Toplum en çok ‘bilime’ güveniyor

Başak Parıltı GÖKÇAM
Yeni bir araştırma, bilim beşerlerine duyulan kamu inancının hâlâ yüksek olduğunu ortaya koydu. Bilime duyulan inanç, toplumsa beklentiler ve araştırma önceliklerine ait kamu görüşleri üzerine pandemi sonrası en büyük çalışma olarak kayıtlara geçen çalışma; 241 araştırmacı ile 68 ülkede 71 bin 922 kişinin iştirakiyle global anket formunda yapıldı. Çalışma, Zürih Üniversitesi’nden (UZH) Niels G. Mede ve ETH Zürih’ten Viktoria Cologna liderliğinde gerçekleşti.
Çalışmaya ait konuşan baş araştırmacı Viktoria Cologna, “Sonuçlarımız, birden fazla ülkedeki insanların birçoklarının bilim beşerlerine nispeten yüksek seviyede itimat duyduğunu gösteriyor. Ve onların toplumda ve siyasette faal bir rol oynamasını istiyor” dedi.
Bilime itimat krizi yok
Çalışma ile bilime duyulan itimat krizine ait tezler yalanlanmış oldu. 68 ülkede yapılan çalışmada, değerleme 1 (çok düşük güven) ile 5 (çok yüksek güven) ortasında halkın bilime olan itimadı 3,62 (ortalama itimat düzeyi) olarak kayıtlara geçti.
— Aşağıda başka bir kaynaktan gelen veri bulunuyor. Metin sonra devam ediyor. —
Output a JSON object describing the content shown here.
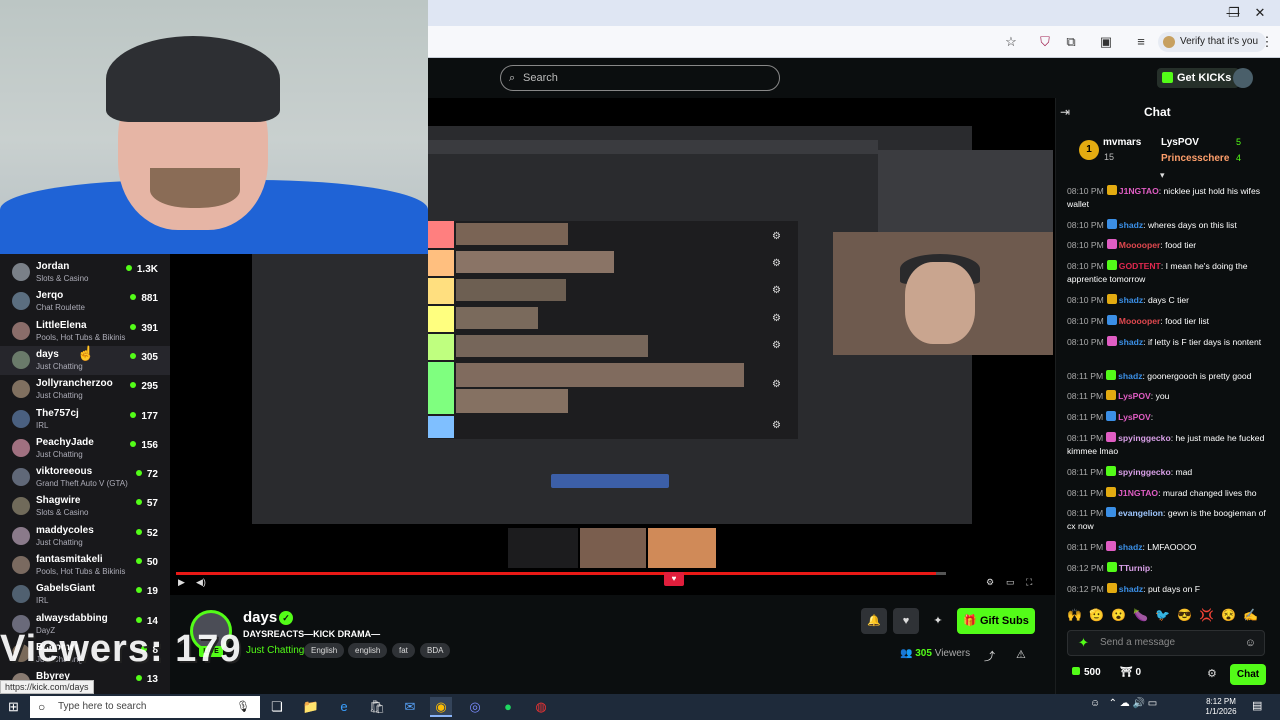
{
  "browser": {
    "window_controls": {
      "minimize": "—",
      "maximize": "❐",
      "close": "✕"
    },
    "toolbar_icons": [
      "star-icon",
      "shield-extension-icon",
      "puzzle-icon",
      "sidebar-icon",
      "media-icon"
    ],
    "verify_label": "Verify that it's you",
    "menu": "⋮"
  },
  "site": {
    "search_placeholder": "Search",
    "get_kicks": "Get KICKs"
  },
  "sidebar": {
    "channels": [
      {
        "name": "Jordan",
        "category": "Slots & Casino",
        "viewers": "1.3K"
      },
      {
        "name": "Jerqo",
        "category": "Chat Roulette",
        "viewers": "881"
      },
      {
        "name": "LittleElena",
        "category": "Pools, Hot Tubs & Bikinis",
        "viewers": "391"
      },
      {
        "name": "days",
        "category": "Just Chatting",
        "viewers": "305"
      },
      {
        "name": "Jollyrancherzoo",
        "category": "Just Chatting",
        "viewers": "295"
      },
      {
        "name": "The757cj",
        "category": "IRL",
        "viewers": "177"
      },
      {
        "name": "PeachyJade",
        "category": "Just Chatting",
        "viewers": "156"
      },
      {
        "name": "viktoreeous",
        "category": "Grand Theft Auto V (GTA)",
        "viewers": "72"
      },
      {
        "name": "Shagwire",
        "category": "Slots & Casino",
        "viewers": "57"
      },
      {
        "name": "maddycoles",
        "category": "Just Chatting",
        "viewers": "52"
      },
      {
        "name": "fantasmitakeli",
        "category": "Pools, Hot Tubs & Bikinis",
        "viewers": "50"
      },
      {
        "name": "GabelsGiant",
        "category": "IRL",
        "viewers": "19"
      },
      {
        "name": "alwaysdabbing",
        "category": "DayZ",
        "viewers": "14"
      },
      {
        "name": "Bshomer",
        "category": "Just Chatting",
        "viewers": "8"
      },
      {
        "name": "Bbyrey",
        "category": "Just Chatting",
        "viewers": "13"
      }
    ]
  },
  "overlay": {
    "viewers_text": "Viewers: 179",
    "status_url": "https://kick.com/days"
  },
  "stream": {
    "name": "days",
    "title": "DAYSREACTS—KICK DRAMA—",
    "category": "Just Chatting",
    "live": "LIVE",
    "tags": [
      "English",
      "english",
      "fat",
      "BDA"
    ],
    "viewer_count": "305",
    "viewers_label": "Viewers",
    "gift_subs": "Gift Subs",
    "progress": 0.987
  },
  "chat": {
    "title": "Chat",
    "leaderboard": [
      {
        "rank": "1",
        "name": "mvmars",
        "count": "15"
      },
      {
        "name": "LysPOV",
        "count": "5"
      },
      {
        "name": "Princesschere",
        "count": "4"
      }
    ],
    "messages": [
      {
        "time": "08:10 PM",
        "user": "J1NGTAO",
        "color": "#e05dc3",
        "text": "nicklee just hold his wifes wallet"
      },
      {
        "time": "08:10 PM",
        "user": "shadz",
        "color": "#3b8fe6",
        "text": "wheres days on this list"
      },
      {
        "time": "08:10 PM",
        "user": "Mooooper",
        "color": "#e0484f",
        "text": "food tier"
      },
      {
        "time": "08:10 PM",
        "user": "GODTENT",
        "color": "#e0284f",
        "text": "I mean he's doing the apprentice tomorrow"
      },
      {
        "time": "08:10 PM",
        "user": "shadz",
        "color": "#3b8fe6",
        "text": "days C tier"
      },
      {
        "time": "08:10 PM",
        "user": "Mooooper",
        "color": "#e0484f",
        "text": "food tier list"
      },
      {
        "time": "08:10 PM",
        "user": "shadz",
        "color": "#3b8fe6",
        "text": "if letty is F tier days is nontent"
      },
      {
        "time": "08:11 PM",
        "user": "shadz",
        "color": "#3b8fe6",
        "text": "goonergooch is pretty good"
      },
      {
        "time": "08:11 PM",
        "user": "LysPOV",
        "color": "#e05dc3",
        "text": "you"
      },
      {
        "time": "08:11 PM",
        "user": "LysPOV",
        "color": "#e05dc3",
        "text": ""
      },
      {
        "time": "08:11 PM",
        "user": "spyinggecko",
        "color": "#d9a0e8",
        "text": "he just made he fucked kimmee lmao"
      },
      {
        "time": "08:11 PM",
        "user": "spyinggecko",
        "color": "#d9a0e8",
        "text": "mad"
      },
      {
        "time": "08:11 PM",
        "user": "J1NGTAO",
        "color": "#e05dc3",
        "text": "murad changed lives tho"
      },
      {
        "time": "08:11 PM",
        "user": "evangelion",
        "color": "#9fc7ff",
        "text": "gewn is the boogieman of cx now"
      },
      {
        "time": "08:11 PM",
        "user": "shadz",
        "color": "#3b8fe6",
        "text": "LMFAOOOO"
      },
      {
        "time": "08:12 PM",
        "user": "TTurnip",
        "color": "#d9a0e8",
        "text": ""
      },
      {
        "time": "08:12 PM",
        "user": "shadz",
        "color": "#3b8fe6",
        "text": "put days on F"
      }
    ],
    "input_placeholder": "Send a message",
    "kicks_balance": "500",
    "rewards_count": "0",
    "chat_button": "Chat"
  },
  "taskbar": {
    "search_placeholder": "Type here to search",
    "time": "8:12 PM",
    "date": "1/1/2026"
  },
  "colors": {
    "kick_green": "#53fc18",
    "live_red": "#e91916",
    "taskbar": "#1e2a3a"
  }
}
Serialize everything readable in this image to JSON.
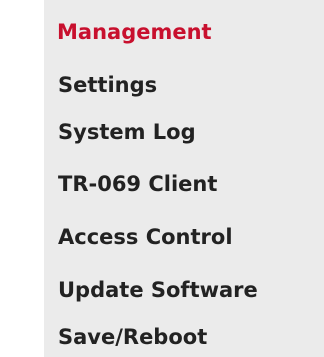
{
  "menu": {
    "header": "Management",
    "items": [
      {
        "label": "Settings"
      },
      {
        "label": "System Log"
      },
      {
        "label": "TR-069 Client"
      },
      {
        "label": "Access Control"
      },
      {
        "label": "Update Software"
      },
      {
        "label": "Save/Reboot"
      }
    ]
  },
  "colors": {
    "header_text": "#c8102e",
    "item_text": "#222222",
    "panel_background": "#ebebeb"
  }
}
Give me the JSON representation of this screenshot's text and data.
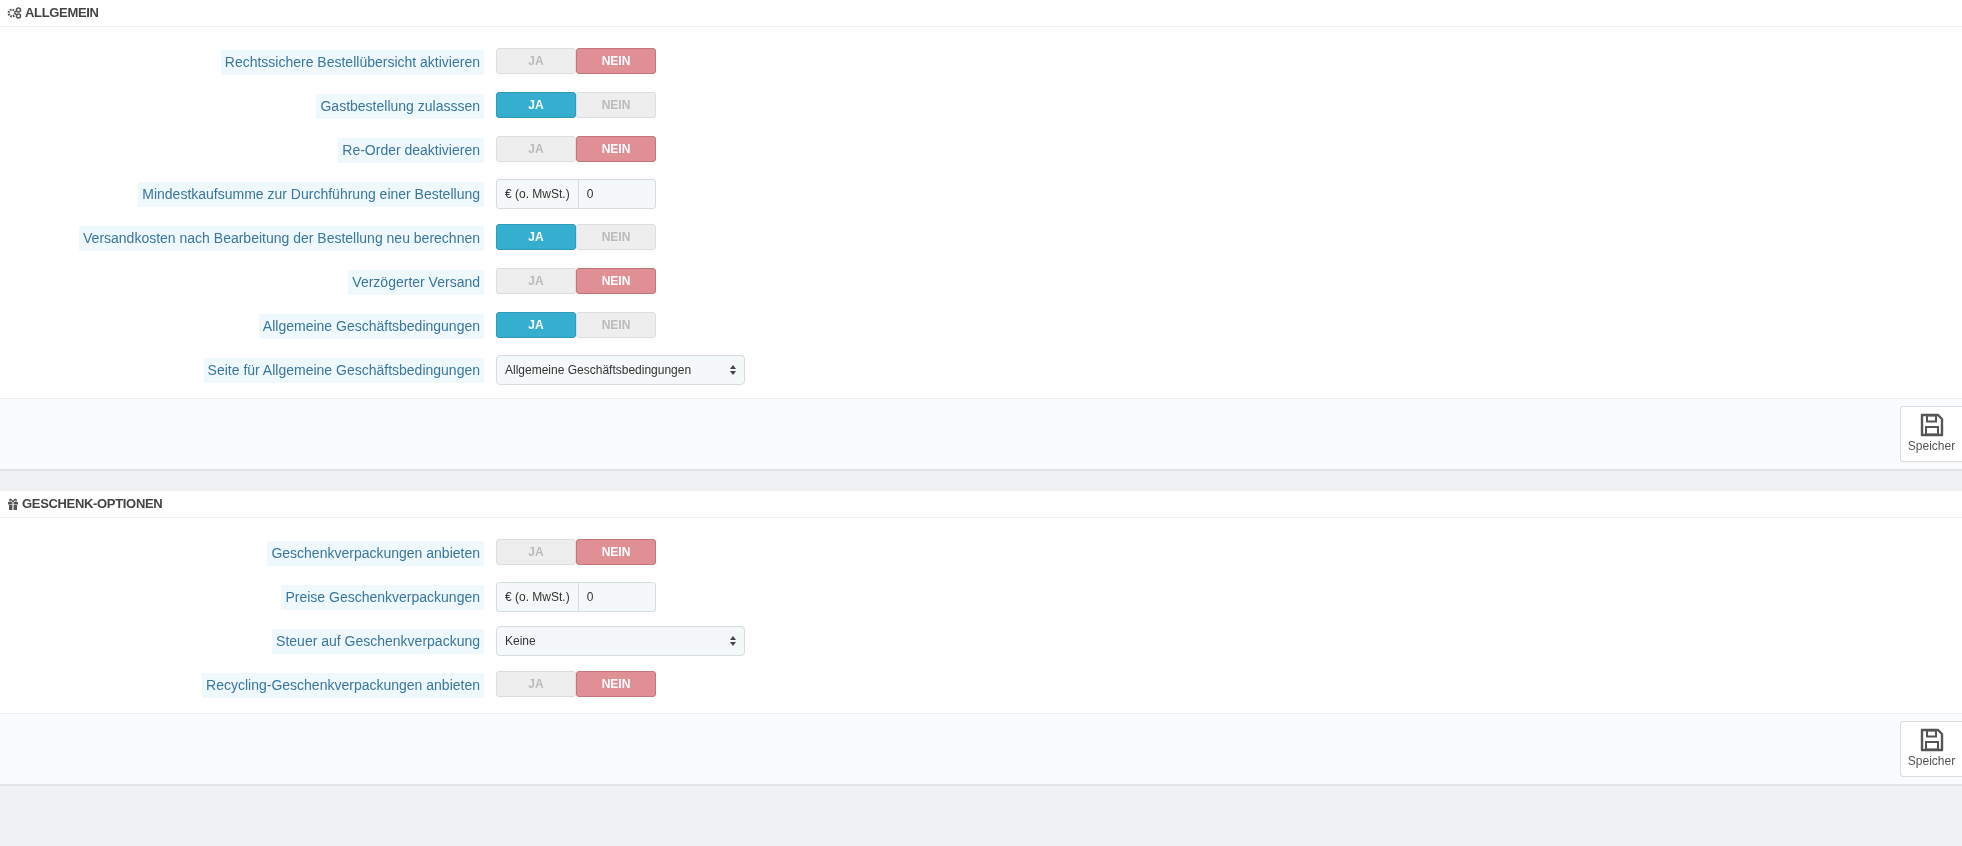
{
  "sections": [
    {
      "title": "ALLGEMEIN",
      "fields": [
        {
          "kind": "toggle",
          "label": "Rechtssichere Bestellübersicht aktivieren",
          "options": [
            {
              "label": "JA",
              "selected": false
            },
            {
              "label": "NEIN",
              "selected": true
            }
          ]
        },
        {
          "kind": "toggle",
          "label": "Gastbestellung zulasssen",
          "options": [
            {
              "label": "JA",
              "selected": true
            },
            {
              "label": "NEIN",
              "selected": false
            }
          ]
        },
        {
          "kind": "toggle",
          "label": "Re-Order deaktivieren",
          "options": [
            {
              "label": "JA",
              "selected": false
            },
            {
              "label": "NEIN",
              "selected": true
            }
          ]
        },
        {
          "kind": "money",
          "label": "Mindestkaufsumme zur Durchführung einer Bestellung",
          "prefix": "€ (o. MwSt.)",
          "value": "0"
        },
        {
          "kind": "toggle",
          "label": "Versandkosten nach Bearbeitung der Bestellung neu berechnen",
          "options": [
            {
              "label": "JA",
              "selected": true
            },
            {
              "label": "NEIN",
              "selected": false
            }
          ]
        },
        {
          "kind": "toggle",
          "label": "Verzögerter Versand",
          "options": [
            {
              "label": "JA",
              "selected": false
            },
            {
              "label": "NEIN",
              "selected": true
            }
          ]
        },
        {
          "kind": "toggle",
          "label": "Allgemeine Geschäftsbedingungen",
          "options": [
            {
              "label": "JA",
              "selected": true
            },
            {
              "label": "NEIN",
              "selected": false
            }
          ]
        },
        {
          "kind": "select",
          "label": "Seite für Allgemeine Geschäftsbedingungen",
          "value": "Allgemeine Geschäftsbedingungen"
        }
      ],
      "save_button": "Speicher"
    },
    {
      "title": "GESCHENK-OPTIONEN",
      "fields": [
        {
          "kind": "toggle",
          "label": "Geschenkverpackungen anbieten",
          "options": [
            {
              "label": "JA",
              "selected": false
            },
            {
              "label": "NEIN",
              "selected": true
            }
          ]
        },
        {
          "kind": "money",
          "label": "Preise Geschenkverpackungen",
          "prefix": "€ (o. MwSt.)",
          "value": "0"
        },
        {
          "kind": "select",
          "label": "Steuer auf Geschenkverpackung",
          "value": "Keine"
        },
        {
          "kind": "toggle",
          "label": "Recycling-Geschenkverpackungen anbieten",
          "options": [
            {
              "label": "JA",
              "selected": false
            },
            {
              "label": "NEIN",
              "selected": true
            }
          ]
        }
      ],
      "save_button": "Speicher"
    }
  ]
}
Bu sonuç, halkın çoğunluğunun da bilim insanlarına karşı nispeten yüksek bir inanç seviyesine sahip olduğunu ortaya koydu. Öte yandan iştirakçilerin yüzde 78’i bilim insanlarını nitelikli, yüzde 57’si dürüst, yüzde 56’sı da insanların refahıyla ilgilenen olarak tanımladı.
Küresel olarak, katılımcıların yüzde 42’si ise bilim insanlarının diğerlerinin görüşlerine dikkat ettiğine inandıklarını söyledi. Anket sonuçlarına ait değerlendirmede bulunan Niels G. Mede,”Sonuçlarımız ayrıyeten birçok ülkedeki birçok insanın bilimin önceliklerinin her zaman kendi öncelikleriyle düzgün bir halde örtüşmediğini düşündüğünü gösteriyor. Bilim insanlarının bu sonuçları ciddiye almalarını ve geri bildirimlere daha açık ve halkla diyaloğa açık olma yollarını bulmalarını öneriyoruz” dedi.
Sağ görüşlülerin bilime olan inancı daha az
Çalışmada elde edilen bulgular, ülkeler ve nüfus grupları ortasında değerli farklılıklar gösteren evvelki çalışmaların sonuçlarını doğruladı. Özellikle, Batı ülkelerinde sağ görüşlü siyasi görüşlere sahip bireylerin, sol görüşlü şahıslara nazaran bilim beşerlerine daha az güvenme eğiliminde olduğu görüldü. Bu, bilime yönelik tavırların siyasi çizgiler boyunca kutuplaşma eğiliminde olduğunu da göstermiş oldu. Lakin çalışmada birden fazla ülkede siyasi yönelim ve bilim insanlarına duyulan inanç ilişkisinin saptanmadığı belirtildi.
Bilim insanları halkla bağlantı kurmalı
Çalışmaya nazaran iştirakçilerin çoğunluğu bilimin toplumda ve siyaset üretiminde faal bir rol oynamasını istedi. Buna nazaran iştirakçilerin yüzde 83’ü bilim insanlarının bilim hakkında halkla bağlantı kurması gerektiğine inanıyor. Bu da artan bilim irtibatı eforları için bir ivme sağlıyor. İştirakçilerin yüzde 23’ü bilim insanlarının belli siyasetleri etkin olarak savunmaması gerektiğine inanırken, yüzde 52’si ise bilim insanlarının siyaset imal sürecine daha fazla dahil olması gerektiğine inanıyor.
Enerji problemleri ve yoksulluk yüksek öncelikte
Araştırma sonuçlarına nazaran iştirakçilerin kamu sıhhatini güzelleştirme, güç meselelerini çözme ve yoksulluğu azaltma araştırmalarına yüksek öncelik verdiği görüldü. Öte yandan, savunma ve askeri teknoloji geliştirme araştırmalarına daha düşük bir öncelik verildi. Aslında, iştirakçiler bilimin savunma ve askeri teknoloji geliştirmeyi kendilerinden daha fazla önceliklendirdiğine açıkça inandı. Bunun da kamu ve bilimsel öncelikler ortasında mümkün bir uyumsuzluğun göstergesi olarak belirtildi.